How To Perform An SPF Lookup For

Better Email Security

Ensuring the security of your email is vital for safeguarding your domain against threats such as spoofing, phishing, and unauthorized email activities. A highly effective method to confirm the configuration of your domain’s SPF (Sender Policy Framework) is through an SPF lookup. This procedure verifies that only designated servers are permitted to send emails on behalf of your domain, thereby enhancing both security and email deliverability.

In this guide, we will outline the steps to conduct an SPF lookup, highlight its significance, and provide guidance on how to interpret the results to uphold a secure email environment.

What is an SPF Lookup?

An SPF lookup involves examining and retrieving the SPF record associated with a domain to identify the permitted mail servers. This process enables email administrators to validate the correct configuration of their SPF record, thereby ensuring that outgoing emails successfully meet authentication requirements.

Why is SPF Lookup Important?

Performing an SPF lookup offers several benefits:

• Prevents Email Spoofing: Guarantees that only permitted mail servers have the ability to dispatch emails on behalf of your domain.


• Improves Deliverability: Decreases the likelihood of emails being classified as spam or being declined by recipient servers.


• Identifies Errors: Assists in identifying any misconfigurations within your SPF record that may result in issues with email delivery.


• Enhances Compliance: Guarantees compliance with email authentication standards such as DMARC and DKIM. Uncover the wide range of services we offer here.

How to Perform an SPF Lookup

Various approaches exist for verifying your SPF record, including both manual inspections and the utilization of online SPF checking tools.

1. Using an Online SPF Lookup Tool

A straightforward method for conducting an SPF lookup is to utilize online tools that automatically retrieve and assess SPF records. Several dependable tools for SPF lookups are available, including:

• Kitterman SPF Checker (https://www.kitterman.com)


• MXToolbox SPF Lookup (https://mxtoolbox.com)


• Google Admin Toolbox Dig (https://toolbox.googleapps.com/apps/dig/)

Steps to Use an Online SPF Lookup Tool:

• Go to an SPF lookup tool of your choice.


• Enter your domain name (e.g., example.com).


• Click "Check" or "Lookup" to fetch the SPF record.


• Analyze the results, including authorized mail servers and potential errors.

2. Checking SPF Record Using Command Line (Windows, macOS, Linux)

Should you favor a more technical method, you have the option to conduct an SPF lookup utilizing command-line utilities such as nslookup or dig.

Using nslookup (Windows Command Prompt or PowerShell):

• Open Command Prompt or PowerShell.


• Type the following command and press Enter:

nslookup -type=TXT example.com

• Look for the SPF record, which starts with v=spf1.

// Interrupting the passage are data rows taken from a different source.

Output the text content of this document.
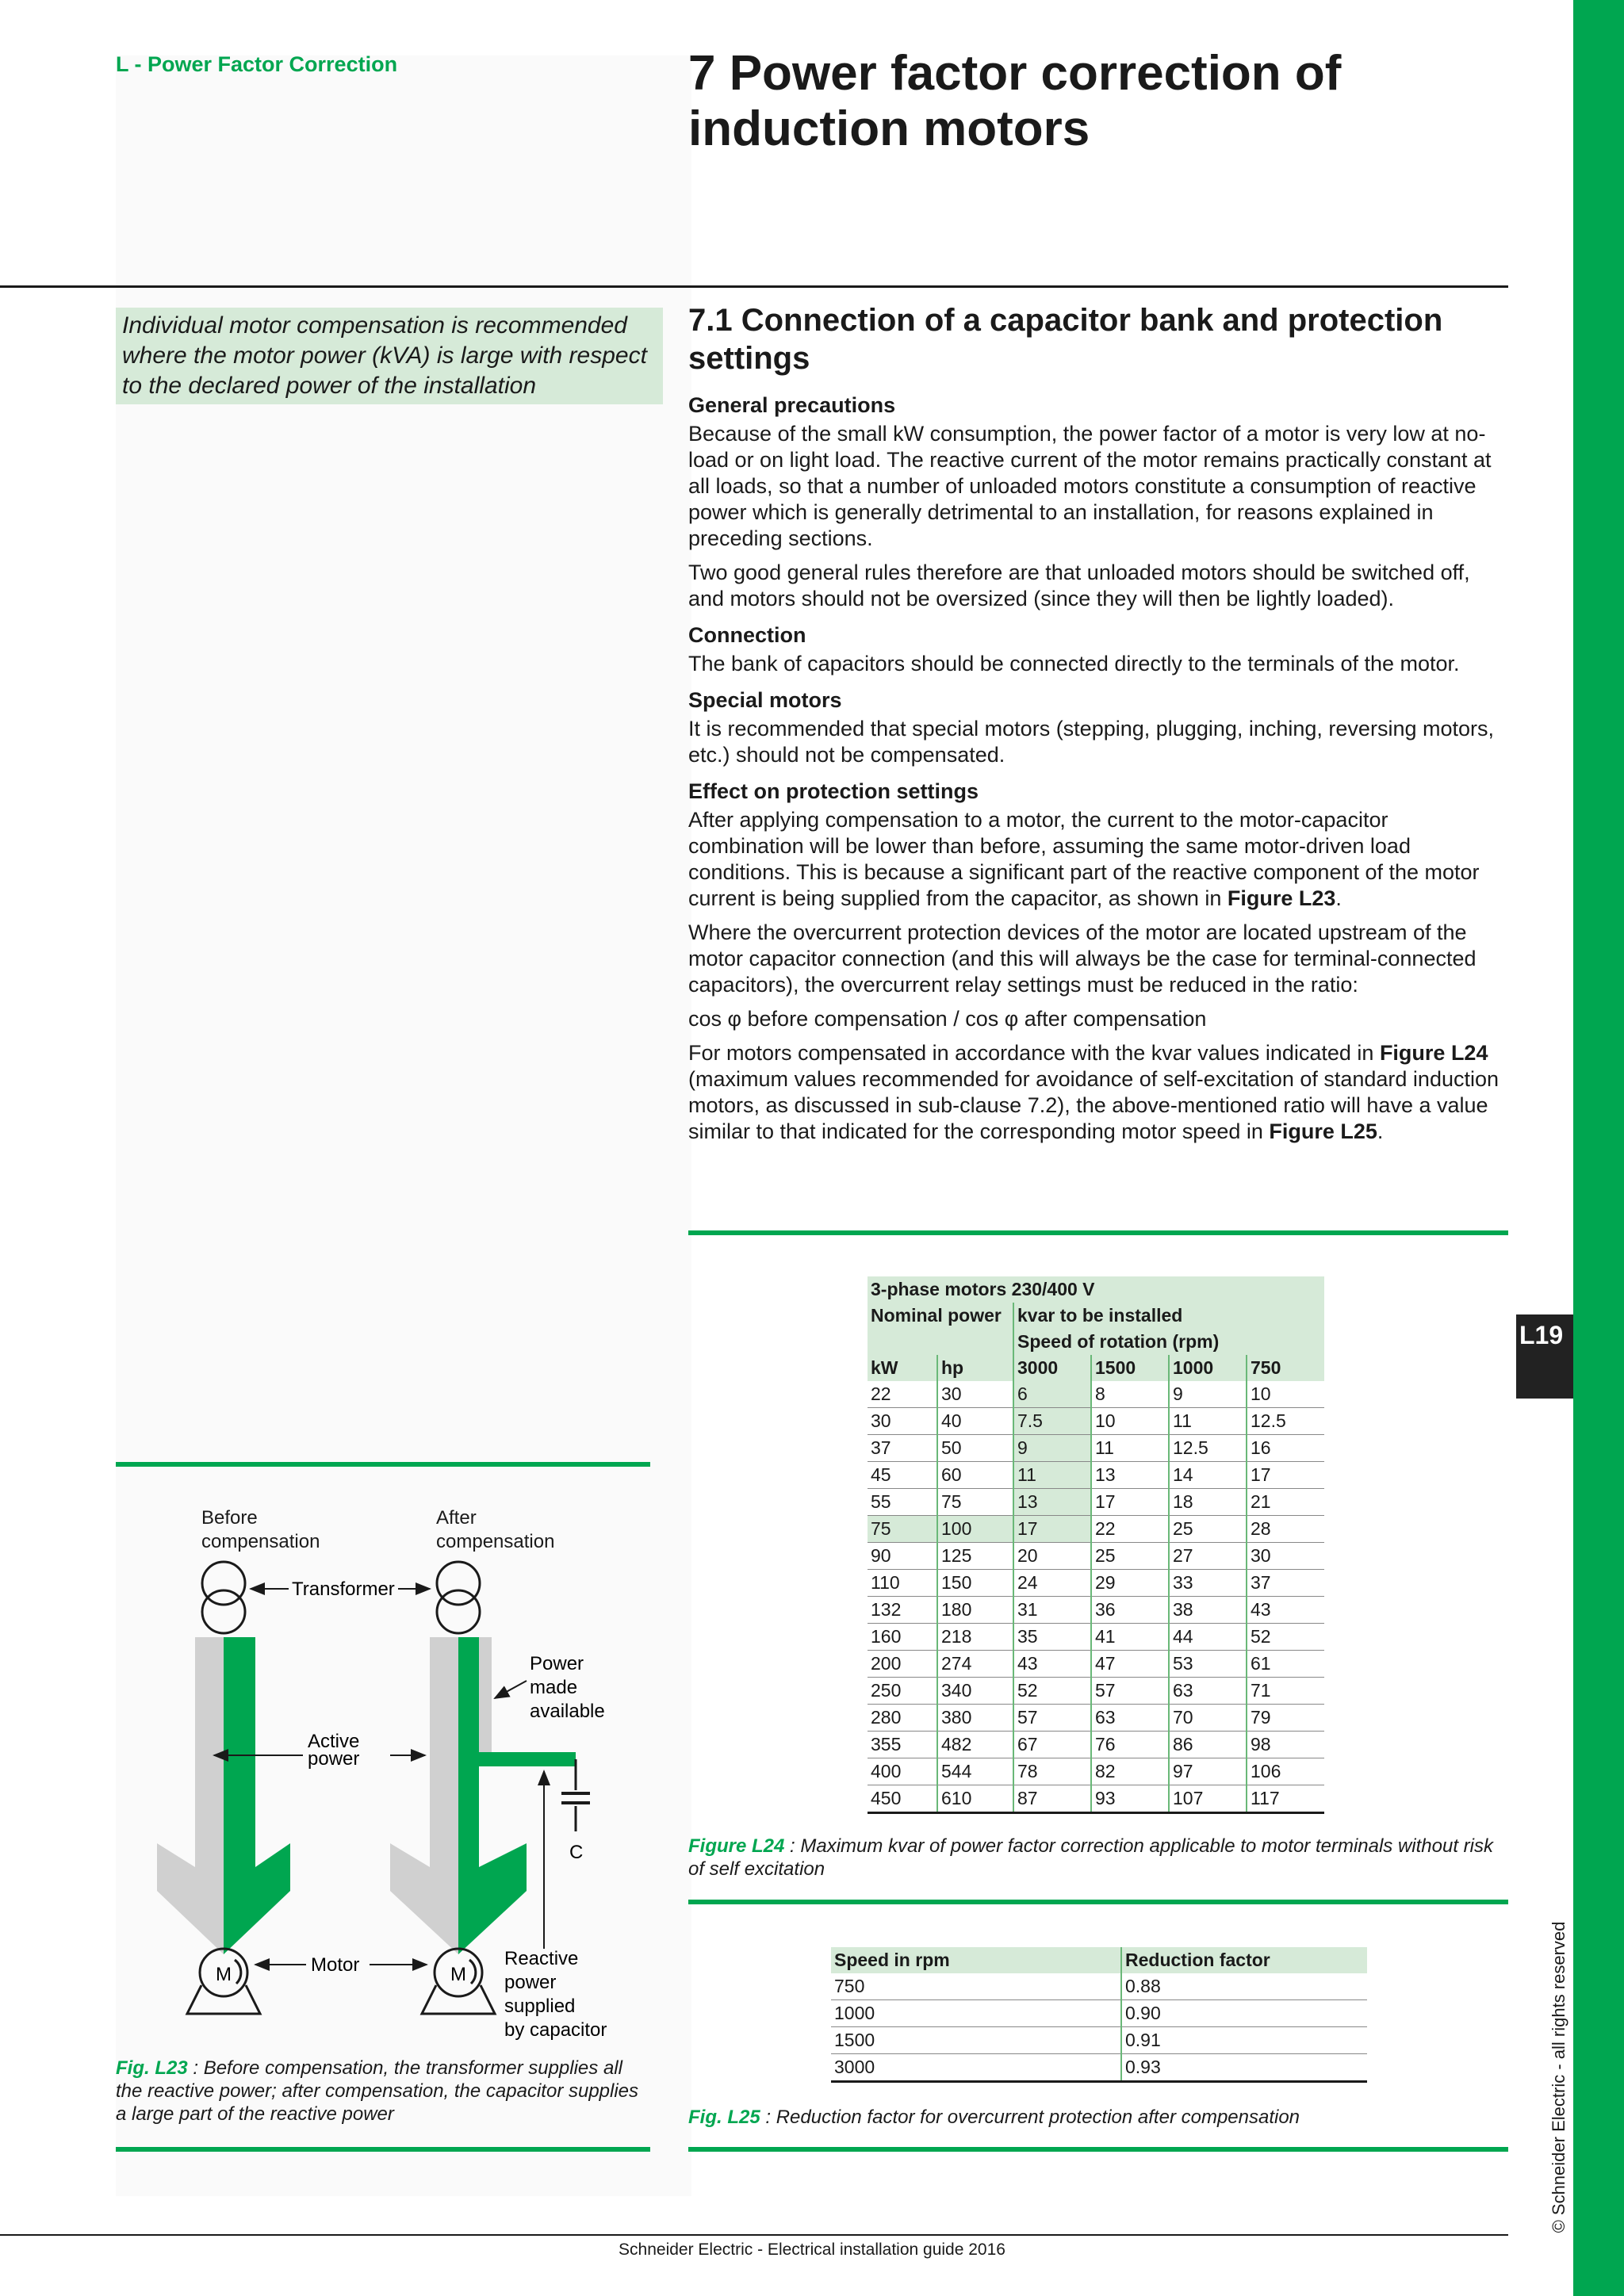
L19
© Schneider Electric - all rights reserved
L - Power Factor Correction	7 Power factor correction of induction motors
Individual motor compensation is recommended where the motor power (kVA) is large with respect to the declared power of the installation
7.1 Connection of a capacitor bank and protection settings
General precautions

Because of the small kW consumption, the power factor of a motor is very low at no-load or on light load. The reactive current of the motor remains practically constant at all loads, so that a number of unloaded motors constitute a consumption of reactive power which is generally detrimental to an installation, for reasons explained in preceding sections.

Two good general rules therefore are that unloaded motors should be switched off, and motors should not be oversized (since they will then be lightly loaded).

Connection

The bank of capacitors should be connected directly to the terminals of the motor.

Special motors

It is recommended that special motors (stepping, plugging, inching, reversing motors, etc.) should not be compensated.

Effect on protection settings

After applying compensation to a motor, the current to the motor-capacitor combination will be lower than before, assuming the same motor-driven load conditions. This is because a significant part of the reactive component of the motor current is being supplied from the capacitor, as shown in Figure L23.

Where the overcurrent protection devices of the motor are located upstream of the motor capacitor connection (and this will always be the case for terminal-connected capacitors), the overcurrent relay settings must be reduced in the ratio:

cos φ before compensation / cos φ after compensation

For motors compensated in accordance with the kvar values indicated in Figure L24 (maximum values recommended for avoidance of self-excitation of standard induction motors, as discussed in sub-clause 7.2), the above-mentioned ratio will have a value similar to that indicated for the corresponding motor speed in Figure L25.

3-phase motors 230/400 V					
Nominal power		kvar to be installed			
		Speed of rotation (rpm)			
kW	hp	3000	1500	1000	750
22	30	6	8	9	10
30	40	7.5	10	11	12.5
37	50	9	11	12.5	16
45	60	11	13	14	17
55	75	13	17	18	21
75	100	17	22	25	28
90	125	20	25	27	30
110	150	24	29	33	37
132	180	31	36	38	43
160	218	35	41	44	52
200	274	43	47	53	61
250	340	52	57	63	71
280	380	57	63	70	79
355	482	67	76	86	98
400	544	78	82	97	106
450	610	87	93	107	117
Figure L24 : Maximum kvar of power factor correction applicable to motor terminals without risk of self excitation
Speed in rpm	Reduction factor
750	0.88
1000	0.90
1500	0.91
3000	0.93
Fig. L25 : Reduction factor for overcurrent protection after compensation
Before
compensation
After
compensation
Transformer
C
Power
made
available
Active
power
M	M
Motor	Reactive
power
supplied
by capacitor
Fig. L23 : Before compensation, the transformer supplies all the reactive power; after compensation, the capacitor supplies a large part of the reactive power
Schneider Electric - Electrical installation guide 2016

Using dig (macOS and Linux Terminal):

• Open a terminal.


• Run the following command:

dig TXT example.com

• The SPF record will appear in the output.

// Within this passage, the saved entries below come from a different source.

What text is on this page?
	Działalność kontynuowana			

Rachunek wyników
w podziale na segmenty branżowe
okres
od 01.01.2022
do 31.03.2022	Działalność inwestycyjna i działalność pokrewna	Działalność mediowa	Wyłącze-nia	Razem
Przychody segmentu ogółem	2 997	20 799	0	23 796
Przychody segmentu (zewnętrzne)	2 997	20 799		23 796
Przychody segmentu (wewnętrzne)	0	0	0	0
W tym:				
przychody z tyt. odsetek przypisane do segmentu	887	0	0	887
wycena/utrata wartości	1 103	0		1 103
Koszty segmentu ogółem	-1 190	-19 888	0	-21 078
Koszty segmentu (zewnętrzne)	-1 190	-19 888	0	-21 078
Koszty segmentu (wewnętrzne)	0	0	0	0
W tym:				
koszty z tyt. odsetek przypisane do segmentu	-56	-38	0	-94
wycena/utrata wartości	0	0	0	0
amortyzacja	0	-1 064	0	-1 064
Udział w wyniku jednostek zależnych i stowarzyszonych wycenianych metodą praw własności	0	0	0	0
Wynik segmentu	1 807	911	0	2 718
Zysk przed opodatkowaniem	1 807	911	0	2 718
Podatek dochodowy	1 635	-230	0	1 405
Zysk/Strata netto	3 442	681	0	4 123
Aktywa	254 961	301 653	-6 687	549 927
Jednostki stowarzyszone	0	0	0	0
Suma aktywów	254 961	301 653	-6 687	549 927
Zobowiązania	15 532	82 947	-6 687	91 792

3. Using Google Admin Toolbox for Google Workspace Domains

If your domain is utilizing Google Workspace, you have the option to utilize the Google Admin Toolbox Dig tool to verify your SPF record.

• Access the Google Admin Toolbox Dig at https://toolbox.googleapps.com/apps/dig/.


• Input your domain name and choose TXT Record for the query type.


• After that, click on Run Dig to review the SPF record in the results.

How to Interpret SPF Lookup Results

When you retrieve an SPF record, it will look something like this:

v=spf1 include:_spf.google.com include:mailgun.org ip4:192.168.1.1 -all

Here’s what each part means:

• v=spf1: Indicates the version of SPF being used.


• include:_spf.google.com: Enables Google's mail servers to dispatch emails using your domain's identity.


• include:mailgun.org: Authorizes Mailgun as a third-party email sender.


• ip4:192.168.1.1: Specifies an authorized mail server by IP address.


• -all: Enforces strict SPF by rejecting all unauthorized senders.

Common SPF Errors and Fixes

• No SPF Record Found: Should your domain lack an SPF record, please proceed to establish one within your DNS configuration.


• Too Many DNS Lookups (More Than 10): Implement SPF flattening to minimize the number of include statements.


• SPF SoftFail (~all) Instead of HardFail (-all): To ensure a firm rejection of unauthorized emails, modify ~all to -all.


• Multiple SPF Records: It is essential to maintain a single SPF record for each domain, since having multiple records may lead to operational issues.